Starting to think leaving the farm is just not going to be an option or I'll have to pay someone to check on them. Not that I leave often at all. 
Arghh love my babies to death and no way I could ever give them up (as he keeps suggesting). I'm just getting frustrated. Please tell me I am not crazy! 
Sorry for the long post.


----------



## babsbag (Jul 23, 2016)

My DH does not have Aspergers and he is just as clueless at times. If a person is not involved in the day by day moment by moment care of your animals (or any animals for that matter) they don't always pay attention to details or understand the cunning and sneaky ways an animal can and will get in trouble. The first time I left my farm after getting goats my DH let them out and then took a nap... he didn't think they would leave. They were gone for 36 hours and we found them 3 miles away. 

You aren't crazy but sometimes going it alone can be hard and lonely. I get it and I sympathize with you.


----------



## Southern by choice (Jul 23, 2016)

I am sorry for your ordeal.
Babs is right, when someone isn't "into" it they miss alot of things.
You will come up with ways to compensate. Like auto closing gates, self waterers... etc

Hang in there. We all have those days where we aren't sure how things will work out long term, but they do.


----------



## Poka_Doodle (Jul 23, 2016)

Wow, sounds crazy. Have you thought of making a checklist? Just a quick idea.


----------



## Baymule (Jul 24, 2016)

Nah, don't get rid of them--and don't get rid of your boyfriend either!  I vote for keeping them all and going crazy!


----------



## Alexz7272 (Jul 24, 2016)

Thank you all!

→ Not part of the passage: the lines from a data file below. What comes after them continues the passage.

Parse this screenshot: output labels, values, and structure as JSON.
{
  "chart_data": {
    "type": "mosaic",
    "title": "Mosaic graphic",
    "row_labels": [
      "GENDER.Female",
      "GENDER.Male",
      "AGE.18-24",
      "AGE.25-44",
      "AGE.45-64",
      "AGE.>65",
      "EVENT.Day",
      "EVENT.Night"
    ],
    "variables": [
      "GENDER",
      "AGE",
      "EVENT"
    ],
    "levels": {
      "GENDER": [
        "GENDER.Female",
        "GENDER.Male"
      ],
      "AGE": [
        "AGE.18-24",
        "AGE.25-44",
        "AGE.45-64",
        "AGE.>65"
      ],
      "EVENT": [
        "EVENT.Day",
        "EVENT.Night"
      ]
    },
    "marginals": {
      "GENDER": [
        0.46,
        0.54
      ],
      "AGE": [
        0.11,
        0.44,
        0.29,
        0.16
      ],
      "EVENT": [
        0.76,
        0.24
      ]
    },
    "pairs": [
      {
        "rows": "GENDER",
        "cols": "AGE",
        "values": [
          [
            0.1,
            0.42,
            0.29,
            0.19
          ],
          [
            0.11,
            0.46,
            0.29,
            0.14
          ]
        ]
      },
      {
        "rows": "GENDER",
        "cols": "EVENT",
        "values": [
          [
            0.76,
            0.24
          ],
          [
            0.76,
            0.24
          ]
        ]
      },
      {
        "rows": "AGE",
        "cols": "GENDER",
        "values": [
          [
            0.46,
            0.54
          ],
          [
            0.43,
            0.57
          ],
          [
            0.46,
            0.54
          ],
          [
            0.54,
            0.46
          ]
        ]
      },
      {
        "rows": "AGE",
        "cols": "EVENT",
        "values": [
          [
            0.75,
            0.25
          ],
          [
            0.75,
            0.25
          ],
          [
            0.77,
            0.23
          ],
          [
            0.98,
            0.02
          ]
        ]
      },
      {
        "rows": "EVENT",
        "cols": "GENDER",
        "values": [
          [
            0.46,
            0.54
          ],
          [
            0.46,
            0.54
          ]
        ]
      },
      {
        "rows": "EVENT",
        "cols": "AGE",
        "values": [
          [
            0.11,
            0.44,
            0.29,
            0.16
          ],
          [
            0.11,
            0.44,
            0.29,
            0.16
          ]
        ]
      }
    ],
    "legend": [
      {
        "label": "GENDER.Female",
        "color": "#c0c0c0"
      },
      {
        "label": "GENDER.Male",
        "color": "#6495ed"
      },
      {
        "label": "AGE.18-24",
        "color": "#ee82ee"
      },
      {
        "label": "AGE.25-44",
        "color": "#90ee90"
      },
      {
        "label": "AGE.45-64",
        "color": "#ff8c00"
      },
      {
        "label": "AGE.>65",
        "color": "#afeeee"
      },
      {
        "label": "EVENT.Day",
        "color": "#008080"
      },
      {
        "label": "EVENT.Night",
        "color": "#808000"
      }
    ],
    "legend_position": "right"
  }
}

I will create a mini checklisy for him, very good idea @Poka_Doodle ! 
I always use the following description for him: 'He could figure out a way to sustain life on mars but cannot tie his shoes' 
He is a super genius but outside the engineering realm, he's lacking hardcore. My babies cuddles reaffirmed everything today  
THANK YOU!


----------



## chiques chicks (Jul 24, 2016)

If he has a good engineering mind, why not let him help design systems to make it easier on both of you!

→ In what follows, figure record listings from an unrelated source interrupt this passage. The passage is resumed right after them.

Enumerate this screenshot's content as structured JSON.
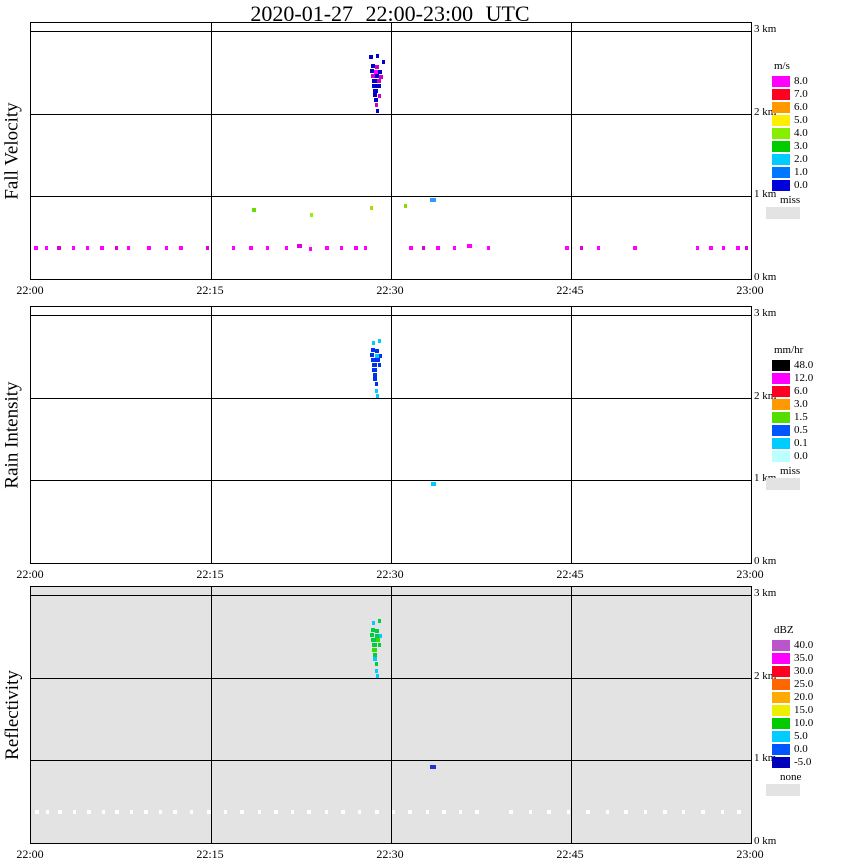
{
  "title": "2020-01-27  22:00-23:00 UTC",
  "chart_data": {
    "type": "heatmap",
    "title": "2020-01-27  22:00-23:00 UTC",
    "x_axis": {
      "tick_labels": [
        "22:00",
        "22:15",
        "22:30",
        "22:45",
        "23:00"
      ],
      "tick_minutes": [
        0,
        15,
        30,
        45,
        60
      ],
      "range_minutes": [
        0,
        60
      ]
    },
    "y_axis": {
      "tick_labels": [
        "3 km",
        "2 km",
        "1 km",
        "0 km"
      ],
      "tick_km": [
        3,
        2,
        1,
        0
      ],
      "range_km": [
        0,
        3
      ]
    },
    "panels": [
      {
        "name": "Fall Velocity",
        "units": "m/s",
        "background": "#ffffff",
        "legend": [
          {
            "label": "8.0",
            "color": "#ff00ff"
          },
          {
            "label": "7.0",
            "color": "#ff0022"
          },
          {
            "label": "6.0",
            "color": "#ff9900"
          },
          {
            "label": "5.0",
            "color": "#ffee00"
          },
          {
            "label": "4.0",
            "color": "#88ee00"
          },
          {
            "label": "3.0",
            "color": "#00cc00"
          },
          {
            "label": "2.0",
            "color": "#00ccff"
          },
          {
            "label": "1.0",
            "color": "#0077ff"
          },
          {
            "label": "0.0",
            "color": "#0000dd"
          },
          {
            "label": "miss",
            "color": "#e3e3e3",
            "wide": true
          }
        ],
        "points": [
          [
            28.3,
            2.68,
            "#0000cc",
            4
          ],
          [
            28.9,
            2.7,
            "#0000cc",
            3
          ],
          [
            29.4,
            2.63,
            "#0000cc",
            3
          ],
          [
            28.5,
            2.58,
            "#0000cc",
            4
          ],
          [
            28.8,
            2.56,
            "#cc00cc",
            4
          ],
          [
            28.4,
            2.52,
            "#0000cc",
            4
          ],
          [
            28.75,
            2.51,
            "#ff00ff",
            4
          ],
          [
            29.1,
            2.5,
            "#0000cc",
            4
          ],
          [
            28.5,
            2.46,
            "#cc00cc",
            4
          ],
          [
            28.85,
            2.45,
            "#0000cc",
            4
          ],
          [
            29.2,
            2.44,
            "#cc00cc",
            4
          ],
          [
            28.6,
            2.4,
            "#0000cc",
            5
          ],
          [
            29.0,
            2.39,
            "#cc00cc",
            4
          ],
          [
            28.6,
            2.34,
            "#0000cc",
            5
          ],
          [
            29.0,
            2.33,
            "#0000cc",
            4
          ],
          [
            28.7,
            2.28,
            "#0000cc",
            5
          ],
          [
            28.7,
            2.22,
            "#0000cc",
            4
          ],
          [
            29.05,
            2.21,
            "#cc00cc",
            3
          ],
          [
            28.75,
            2.16,
            "#0000cc",
            4
          ],
          [
            28.8,
            2.1,
            "#cc00cc",
            3
          ],
          [
            28.85,
            2.03,
            "#0000cc",
            3
          ],
          [
            18.6,
            0.84,
            "#66dd00",
            4
          ],
          [
            23.4,
            0.78,
            "#99ee00",
            3
          ],
          [
            28.4,
            0.86,
            "#aadd00",
            3
          ],
          [
            31.2,
            0.88,
            "#88dd00",
            3
          ],
          [
            33.5,
            0.95,
            "#3399ff",
            6
          ],
          [
            0.4,
            0.38,
            "#ff00ff",
            4
          ],
          [
            1.3,
            0.38,
            "#ff00ff",
            3
          ],
          [
            2.3,
            0.38,
            "#dd00dd",
            4
          ],
          [
            3.5,
            0.38,
            "#ff00ff",
            3
          ],
          [
            4.7,
            0.38,
            "#ff00ff",
            3
          ],
          [
            5.9,
            0.38,
            "#ff00ff",
            4
          ],
          [
            7.1,
            0.38,
            "#dd00dd",
            3
          ],
          [
            8.1,
            0.38,
            "#ff00ff",
            3
          ],
          [
            9.8,
            0.38,
            "#ff00ff",
            4
          ],
          [
            11.3,
            0.38,
            "#ff00ff",
            3
          ],
          [
            12.5,
            0.38,
            "#ff00ff",
            4
          ],
          [
            14.7,
            0.38,
            "#dd00dd",
            3
          ],
          [
            16.9,
            0.38,
            "#ff00ff",
            3
          ],
          [
            18.3,
            0.38,
            "#ff00ff",
            4
          ],
          [
            19.7,
            0.38,
            "#ff00ff",
            3
          ],
          [
            21.3,
            0.38,
            "#ff00ff",
            3
          ],
          [
            22.4,
            0.4,
            "#dd00dd",
            5
          ],
          [
            23.3,
            0.36,
            "#ff00ff",
            3
          ],
          [
            24.7,
            0.38,
            "#ff00ff",
            4
          ],
          [
            25.9,
            0.38,
            "#ff00ff",
            3
          ],
          [
            27.1,
            0.38,
            "#ff00ff",
            4
          ],
          [
            27.9,
            0.38,
            "#ff00ff",
            3
          ],
          [
            31.7,
            0.38,
            "#ff00ff",
            4
          ],
          [
            32.7,
            0.38,
            "#dd00dd",
            3
          ],
          [
            33.9,
            0.38,
            "#ff00ff",
            4
          ],
          [
            35.3,
            0.38,
            "#ff00ff",
            3
          ],
          [
            36.5,
            0.4,
            "#ff00ff",
            5
          ],
          [
            38.1,
            0.38,
            "#ff00ff",
            3
          ],
          [
            44.7,
            0.38,
            "#ff00ff",
            4
          ],
          [
            45.9,
            0.38,
            "#dd00dd",
            3
          ],
          [
            47.3,
            0.38,
            "#ff00ff",
            3
          ],
          [
            50.3,
            0.38,
            "#ff00ff",
            4
          ],
          [
            55.5,
            0.38,
            "#ff00ff",
            3
          ],
          [
            56.7,
            0.38,
            "#ff00ff",
            4
          ],
          [
            57.7,
            0.38,
            "#ff00ff",
            3
          ],
          [
            58.9,
            0.38,
            "#ff00ff",
            4
          ],
          [
            59.6,
            0.38,
            "#dd00dd",
            3
          ]
        ]
      },
      {
        "name": "Rain Intensity",
        "units": "mm/hr",
        "background": "#ffffff",
        "legend": [
          {
            "label": "48.0",
            "color": "#000000"
          },
          {
            "label": "12.0",
            "color": "#ff00ff"
          },
          {
            "label": "6.0",
            "color": "#ff0022"
          },
          {
            "label": "3.0",
            "color": "#ff9900"
          },
          {
            "label": "1.5",
            "color": "#55dd00"
          },
          {
            "label": "0.5",
            "color": "#0055ff"
          },
          {
            "label": "0.1",
            "color": "#00ccff"
          },
          {
            "label": "0.0",
            "color": "#bbffff"
          },
          {
            "label": "miss",
            "color": "#e3e3e3",
            "wide": true
          }
        ],
        "points": [
          [
            28.5,
            2.66,
            "#00ccff",
            3
          ],
          [
            29.0,
            2.68,
            "#00ccff",
            3
          ],
          [
            28.5,
            2.58,
            "#0033ee",
            4
          ],
          [
            28.85,
            2.56,
            "#0033ee",
            4
          ],
          [
            28.4,
            2.52,
            "#0033ee",
            4
          ],
          [
            28.8,
            2.51,
            "#00ccff",
            4
          ],
          [
            29.15,
            2.5,
            "#0033ee",
            3
          ],
          [
            28.5,
            2.46,
            "#0033ee",
            5
          ],
          [
            28.9,
            2.45,
            "#0033ee",
            4
          ],
          [
            28.6,
            2.4,
            "#0033ee",
            5
          ],
          [
            29.0,
            2.39,
            "#0033ee",
            3
          ],
          [
            28.6,
            2.34,
            "#0033ee",
            5
          ],
          [
            28.7,
            2.28,
            "#0033ee",
            4
          ],
          [
            28.7,
            2.22,
            "#0033ee",
            4
          ],
          [
            28.75,
            2.16,
            "#0033ee",
            3
          ],
          [
            28.8,
            2.08,
            "#00ccff",
            3
          ],
          [
            28.85,
            2.02,
            "#00ccff",
            3
          ],
          [
            33.5,
            0.95,
            "#00ccff",
            5
          ]
        ]
      },
      {
        "name": "Reflectivity",
        "units": "dBZ",
        "background": "#e3e3e3",
        "legend": [
          {
            "label": "40.0",
            "color": "#bb55cc"
          },
          {
            "label": "35.0",
            "color": "#ff00ff"
          },
          {
            "label": "30.0",
            "color": "#ff0022"
          },
          {
            "label": "25.0",
            "color": "#ff6600"
          },
          {
            "label": "20.0",
            "color": "#ffaa00"
          },
          {
            "label": "15.0",
            "color": "#eeee00"
          },
          {
            "label": "10.0",
            "color": "#00cc00"
          },
          {
            "label": "5.0",
            "color": "#00ccff"
          },
          {
            "label": "0.0",
            "color": "#0055ff"
          },
          {
            "label": "-5.0",
            "color": "#0000bb"
          },
          {
            "label": "none",
            "color": "#e3e3e3",
            "wide": true
          }
        ],
        "points": [
          [
            28.5,
            2.66,
            "#00ccff",
            3
          ],
          [
            29.0,
            2.68,
            "#00cc44",
            3
          ],
          [
            28.5,
            2.58,
            "#00cc44",
            4
          ],
          [
            28.85,
            2.56,
            "#00cc44",
            4
          ],
          [
            28.4,
            2.52,
            "#00cc44",
            4
          ],
          [
            28.8,
            2.51,
            "#00cc44",
            4
          ],
          [
            29.15,
            2.5,
            "#00ccff",
            3
          ],
          [
            28.5,
            2.46,
            "#00cc44",
            5
          ],
          [
            28.9,
            2.45,
            "#33dd00",
            4
          ],
          [
            28.6,
            2.4,
            "#00cc44",
            5
          ],
          [
            29.0,
            2.39,
            "#00cc44",
            3
          ],
          [
            28.6,
            2.34,
            "#33dd00",
            5
          ],
          [
            28.7,
            2.28,
            "#00cc44",
            4
          ],
          [
            28.7,
            2.22,
            "#00ccff",
            4
          ],
          [
            28.75,
            2.16,
            "#00cc44",
            3
          ],
          [
            28.8,
            2.08,
            "#00ccff",
            3
          ],
          [
            28.85,
            2.02,
            "#00ccff",
            3
          ],
          [
            33.5,
            0.92,
            "#2233cc",
            6
          ],
          [
            0.5,
            0.38,
            "#ffffff",
            4
          ],
          [
            1.4,
            0.38,
            "#ffffff",
            3
          ],
          [
            2.4,
            0.38,
            "#ffffff",
            4
          ],
          [
            3.6,
            0.38,
            "#ffffff",
            3
          ],
          [
            4.8,
            0.38,
            "#ffffff",
            4
          ],
          [
            6.0,
            0.38,
            "#ffffff",
            3
          ],
          [
            7.2,
            0.38,
            "#ffffff",
            4
          ],
          [
            8.4,
            0.38,
            "#ffffff",
            3
          ],
          [
            9.6,
            0.38,
            "#ffffff",
            4
          ],
          [
            10.8,
            0.38,
            "#ffffff",
            3
          ],
          [
            12.0,
            0.38,
            "#ffffff",
            4
          ],
          [
            13.4,
            0.38,
            "#ffffff",
            3
          ],
          [
            14.8,
            0.38,
            "#ffffff",
            4
          ],
          [
            16.2,
            0.38,
            "#ffffff",
            3
          ],
          [
            17.6,
            0.38,
            "#ffffff",
            4
          ],
          [
            19.0,
            0.38,
            "#ffffff",
            3
          ],
          [
            20.4,
            0.38,
            "#ffffff",
            4
          ],
          [
            21.8,
            0.38,
            "#ffffff",
            3
          ],
          [
            23.2,
            0.38,
            "#ffffff",
            4
          ],
          [
            24.6,
            0.38,
            "#ffffff",
            3
          ],
          [
            26.0,
            0.38,
            "#ffffff",
            4
          ],
          [
            27.4,
            0.38,
            "#ffffff",
            3
          ],
          [
            28.8,
            0.38,
            "#ffffff",
            4
          ],
          [
            30.2,
            0.38,
            "#ffffff",
            3
          ],
          [
            31.6,
            0.38,
            "#ffffff",
            4
          ],
          [
            33.0,
            0.38,
            "#ffffff",
            3
          ],
          [
            34.4,
            0.38,
            "#ffffff",
            4
          ],
          [
            35.8,
            0.38,
            "#ffffff",
            3
          ],
          [
            37.2,
            0.38,
            "#ffffff",
            4
          ],
          [
            40.0,
            0.38,
            "#ffffff",
            4
          ],
          [
            41.6,
            0.38,
            "#ffffff",
            3
          ],
          [
            43.2,
            0.38,
            "#ffffff",
            4
          ],
          [
            44.8,
            0.38,
            "#ffffff",
            3
          ],
          [
            46.4,
            0.38,
            "#ffffff",
            4
          ],
          [
            48.0,
            0.38,
            "#ffffff",
            3
          ],
          [
            49.6,
            0.38,
            "#ffffff",
            4
          ],
          [
            51.2,
            0.38,
            "#ffffff",
            3
          ],
          [
            52.8,
            0.38,
            "#ffffff",
            4
          ],
          [
            54.4,
            0.38,
            "#ffffff",
            3
          ],
          [
            56.0,
            0.38,
            "#ffffff",
            4
          ],
          [
            57.6,
            0.38,
            "#ffffff",
            3
          ],
          [
            59.0,
            0.38,
            "#ffffff",
            4
          ]
        ]
      }
    ]
  }
}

I have the same issue with a friend that visits every couple weekends. Totally messed with my schedule. I appreciate the company, but......


----------



## Alexz7272 (Jul 24, 2016)

I am totally getting him to make me stuff! We have an automated chicken door, with its own website to use manually if needed and also has temp sensors 
He auto empties and refills the ducks pond and pumps it straight to our garden! Auto wateree for the quail, chicken, and turkeys! Now I need one for the big animals! Haha


----------



## Baymule (Jul 25, 2016)

@Alexz7272 now that you have spilled the beans and told us of his marvelous talents, WHO CARES if he can't shut a gate??  You do realize that now we ALL want all your labor saving inventions??  We would positively swoon if you were to post some type of blueprint or plans for making our own devices, complete with detailed instructions, of course. Or, even better, just send him to my house!


----------



## Poka_Doodle (Jul 25, 2016)

Bay just got me thinking...


----------



## Baymule (Jul 26, 2016)

Poka_Doodle said:


> Bay just got me thinking...



Uh-oh.....this could be dangerous....


----------



## Poka_Doodle (Jul 26, 2016)

Baymule said:


> Uh-oh.....this could be dangerous....


More likely then not. It's even more dangerous because she is only 2 hours from me.


----------